Technical brilliance: the new Porsche Cayenne
Technical brilliance: the new Porsche Cayenne

Porsche Cayenne S E-Hybrid, motoring review: Luxury performance cars vs polar bears isn't really a fair fight

This new plug-in hybrid car is greenwashing of the worst kind, says Jamie Merrill

Jamie Merrill
Thursday 26 November 2015 00:24

Price: £61,474
Engine capacitiy: V6 petrol plus electric motor/battery
Power output: (BHP) 428
Top speed: (MPH) 151
Fuel economy: (MPG) 83
CO2 emissions: (G/KM) 79

The vast Porsche Cayenne luxury SUV has led to bumper profits for the German firm as well as a smaller spin-off Macan baby SUV, which in turn has led to ever greater profits.

In some ways though, the future is bleak for performance car makers such as Porsche. Even before the VW emissions scandal, European and American regulators were circling.

So, though this new plug-in hybrid was on the drawing board well before the scandal, it comes at a good time for Porsche and its parent company VW. In theory it's a way of highlighting that diesel isn't the only game in town and that the firm is working on new plug-in hybrid technology for its petrol-powered luxury gas-guzzlers.

The Cayenne promises an economy figure of 83mpg and emissions of 79g/km, but as always with plug-in hybrids, these figures are entirely irrelevant in the real world. This car is greenwashing of the worst kind.

Driving around London in purely electric mode (having charged the battery from a road-side socket provided by my local council) I was able to cover more than 12 miles before the petrol engine, and the environmental crime, kicked in.

The chief culprit is the petrol engine (which can also be used to charge the battery on the go) which is borrowed from the Audi range, where, in cars such as the Audi A7, it returns just a dismal 34.4mpg and pumps out a polar-bear suffocating 190g/km. In the heavier Cayenne E-Hybrid, where the battery cuts into boot space, the results are even worse, with the computer suggesting economy figures in the mid-twenties. Dare to use the engine on the motorway to charge the battery and this will drop further.
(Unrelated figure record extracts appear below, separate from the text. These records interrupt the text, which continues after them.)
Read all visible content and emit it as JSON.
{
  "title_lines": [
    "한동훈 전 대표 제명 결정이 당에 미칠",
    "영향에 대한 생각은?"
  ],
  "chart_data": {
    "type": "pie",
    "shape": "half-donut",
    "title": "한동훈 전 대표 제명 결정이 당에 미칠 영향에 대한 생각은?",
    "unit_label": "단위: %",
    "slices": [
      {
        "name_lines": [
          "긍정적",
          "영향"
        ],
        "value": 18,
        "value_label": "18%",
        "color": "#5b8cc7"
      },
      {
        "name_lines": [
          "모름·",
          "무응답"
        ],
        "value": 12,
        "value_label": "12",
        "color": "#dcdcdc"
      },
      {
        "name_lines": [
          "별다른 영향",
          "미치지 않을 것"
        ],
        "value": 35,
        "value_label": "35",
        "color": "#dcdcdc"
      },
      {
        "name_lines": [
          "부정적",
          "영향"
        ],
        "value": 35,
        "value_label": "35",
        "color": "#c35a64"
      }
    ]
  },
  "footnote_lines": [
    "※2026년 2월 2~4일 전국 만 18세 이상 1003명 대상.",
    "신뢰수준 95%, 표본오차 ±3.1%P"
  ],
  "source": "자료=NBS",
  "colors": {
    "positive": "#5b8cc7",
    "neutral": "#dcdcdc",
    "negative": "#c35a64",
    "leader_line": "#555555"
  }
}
All this matters because Porsche has the largest range of plug-in hybrids on the market and in the wake of the VW scandal the push to petrol hybrids will only grow. It's a great shame that it's such a poor eco-performer, as the Cayenne remains a lesson in technical brilliance and the ability of German car makers to make a vast SUV that is nearly as compelling to drive as a sport saloon. The thing is, while I wanted to throw the Cayenne into every bend at full chuff, it wasn't really doing anything to save the planet.